When I was five, my mom took me to
see Stalag 17,
a film about a German POW camp.
Of course, why not?
I knew at that moment I wanted to make
these things called movies, so I asked my mom how it was done.
And everything fell into place after
that.
Yeah, sure. In junior high, I went to the
pastor of Pilgrim Lutheran Church and asked him if I could use his camera to
make a feature film. He told me I needed to write a script, raise the money,
and then he’d consider it. I did those things and went back to him. But he said
no anyway! It was great training: my first experience of getting turned down by
the studios. Not my last, by a long shot.
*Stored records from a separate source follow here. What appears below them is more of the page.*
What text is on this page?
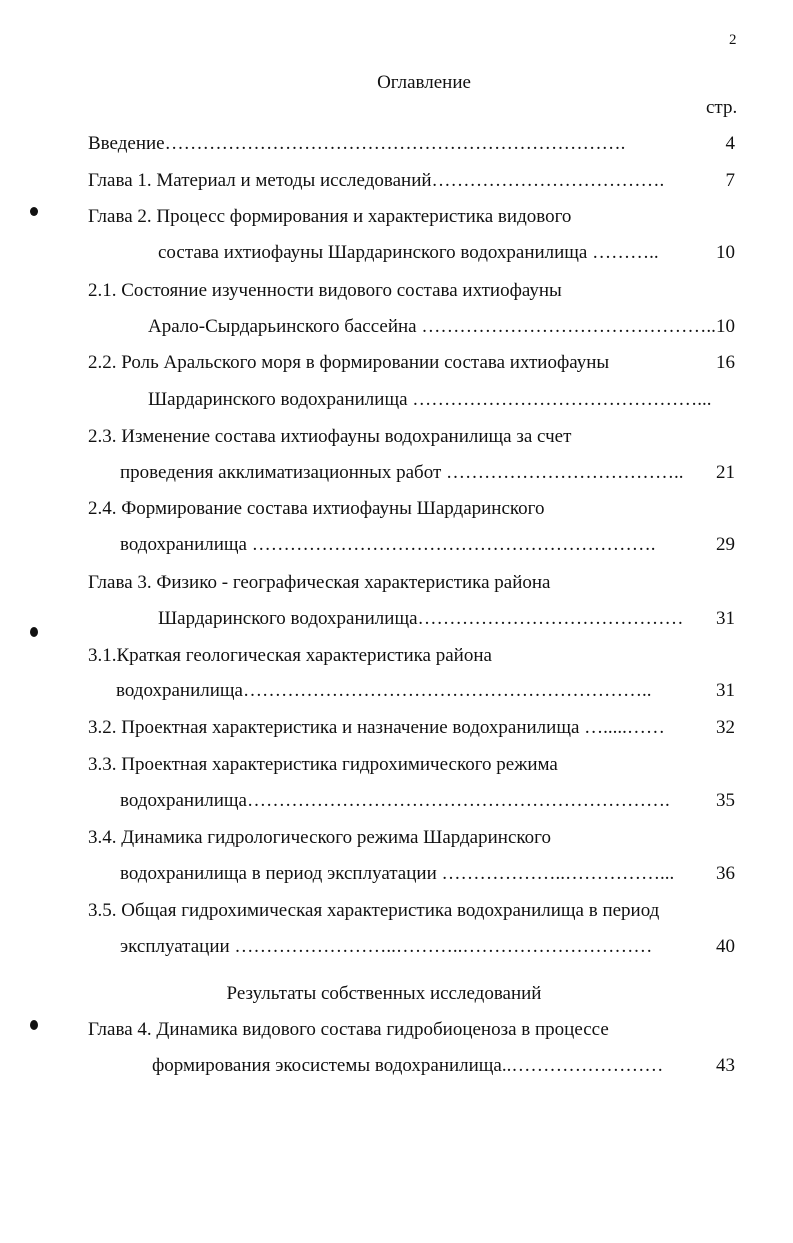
2
Оглавление
стр.
Введение……………………………………………………………….	4
Глава 1. Материал и методы исследований……………………………….	7
Глава 2. Процесс формирования и характеристика видового
состава ихтиофауны Шардаринского водохранилища ………..	10
2.1. Состояние изученности видового состава ихтиофауны
Арало-Сырдарьинского бассейна ……………………………………….. 10
2.2. Роль Аральского моря в формировании состава ихтиофауны	16
Шардаринского водохранилища ………………………………………...
2.3. Изменение состава ихтиофауны водохранилища за счет
проведения акклиматизационных работ ……………………………….. 21
2.4. Формирование состава ихтиофауны Шардаринского
водохранилища ……………………………………………………….	29
Глава 3. Физико - географическая характеристика района
Шардаринского водохранилища…………………………………… 31
3.1.Краткая геологическая характеристика района
водохранилища………………………………………………………..	31
3.2. Проектная характеристика и назначение водохранилища ….....……	32
3.3. Проектная характеристика гидрохимического режима
водохранилища…………………………………………………………. 35
3.4. Динамика гидрологического режима Шардаринского
водохранилища в период эксплуатации ………………..……………... 36
3.5. Общая гидрохимическая характеристика водохранилища в период
эксплуатации ……………………..………..…………………………	40
Результаты собственных исследований
Глава 4. Динамика видового состава гидробиоценоза в процессе
формирования экосистемы водохранилища..……………………	43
Where did you go to high school?
St. Croix Lutheran High School in West
St. Paul.
Funny, you don’t look Lutheran.
I didn’t graduate, though. School was not
my thing. I’m dyslexic, and I didn’t even learn to read till I was in eighth
grade.
Dyslexic? But…you’re a college professor!
People with dyslexia figure out all kinds
of strategies to get by. I learned how to fake it, acting tough, like I didn’t
care.
When I was in eighth grade, a teacher
guessed that if I were really motivated to read, I’d do it. So she got me a
pile of Police Gazette crime
magazines. I wanted to know how the murders were solved, and the only way to
find out was to read the stories. That’s how I finally learned to read.
Did you drop out of high school to be a
filmmaker?
No, I dropped out of high school to be a
musician. I was 16. All of my eight siblings played instruments—we were a very
arts-oriented family. I wanted to be a Miles Davis type of star, you know? I
started with drums but moved on to electric bass. Played with lots of bands,
some older Wilson Pickett-style bands, then later with André Cymone, Prince,
that crowd. Did that for about five years.
Why did you stop?
I was young—too young, really for that
scene. I saw a lot of things I wouldn’t want my kids to see. Drugs, drinking,
LSD, heroin. I didn’t drink, but drugs started to fill in some of the boredom I
was feeling about playing the same tunes over and over, night after night.
A lot of words come to mind, but
“boredom” isn’t one of them.
This was before ADD and ADHD and all that
was invented. I’m pretty sure I’d be diagnosed with something these days. I
just needed to fill up my brain with something else in addition to music. A
musician friend told me, “If you don’t love being a musician, really love it,
you should take up a different line of work. It's a hard life.”
Well, you did set out on the filmmaker
path at age five.
I told the woman I was living with at the
time that I wanted to make movies. She said, why don’t you go to college to
learn how? I was like, what? I had no idea people could actually learn about
film in school.
It took awhile for me to get there. My
younger brother had gone to college and he helped me figure it out. I started
at the U of M, then Minneapolis Community College, then MCAD, and then, through
a series of connections—mainly through people I met when I was working as a
security guard at the Walker—I
got a full scholarship to USC film school.
Twenty-one-year-old high school dropout
with dyslexia gets full scholarship to one of the most prestigious film schools
in the world.
Yup. I headed to Los Angeles. And then,
as soon as I got there, I wanted to turn around and come straight back home. It
was…too much. I thought, I'll never fit in here. But my car broke down, and I
was stranded. So I spent three years at USC.